The failure of the Seattle Seahawks to attempt a goal to go touchdown rush with the Super Bowl on the line, in addition to evoking emotions referring to the gaffe as the worst play in Super Bowl history, has also given rise to the philosophical quandary regarding the current state of NFL offenses. Namely, statistics and play calling over the last several seasons seem to be in favor of a passing offense. Perhaps the Seahawks, even with arguably the best pure runner in football in their backfield in Marshawn Lynch, preferred to win the game through the air.
Jerome Bettis, however, dismisses this notion of "the decline of the NFL running back". This is in contrast to arguments made by everyone from the casual fan to the hardcore fantasy owner, as it seems consensus knowledge dictates a descending trend of running back usage. But, with Cowboys RB DeMarco Murray being awarded the AP Offensive Player of the Year award, Bettis is hopeful for the outlook of running backs, according to Rob Rossi of the Pittsburgh Tribune-Review.

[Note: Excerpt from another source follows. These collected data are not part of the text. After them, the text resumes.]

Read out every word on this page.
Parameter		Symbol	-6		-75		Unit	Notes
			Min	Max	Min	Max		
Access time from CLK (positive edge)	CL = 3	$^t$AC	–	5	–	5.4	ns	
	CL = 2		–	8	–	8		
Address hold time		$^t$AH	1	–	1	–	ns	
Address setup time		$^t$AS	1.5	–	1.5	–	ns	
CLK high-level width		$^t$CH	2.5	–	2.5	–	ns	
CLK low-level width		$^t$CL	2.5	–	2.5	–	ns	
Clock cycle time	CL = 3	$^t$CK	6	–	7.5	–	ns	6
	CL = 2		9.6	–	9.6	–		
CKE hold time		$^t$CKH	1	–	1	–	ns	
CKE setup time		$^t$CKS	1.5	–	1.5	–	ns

"A running back, how about that?" Bettis said, flashing his trademark grin. "Maybe there's still a place in the game for guys like us."
In addition to Murray, Lynch had another great season, completing his fourth straight year with 1,200 yards and 10 touchdowns and Pittsburgh's own Le'Veon Bell has transformed into one of the best running backs in the NFL, finishing second to Murray in both carries and rushing yards and setting a Steelers franchise record for all-purpose yards with 2,215. The continuing greatness of other premier backs like Jamaal Charles, Lesean McCoy and Matt Forte and the emergence of young runners like Jeremy Hill and Eddie Lacy are beginning to point the proverbial arrow back towards a top-end running back being a focal point of NFL offenses.
Admittedly, Eric Dickerson's single season rushing record of 2,105 yards and LaDainian Tomlinson's 28 rushing touchdowns in one season seem relatively safe for the time being, but the years of the declining running back appear to be taking a 180 degree turn, as several talented players look to restore respect to the running back position.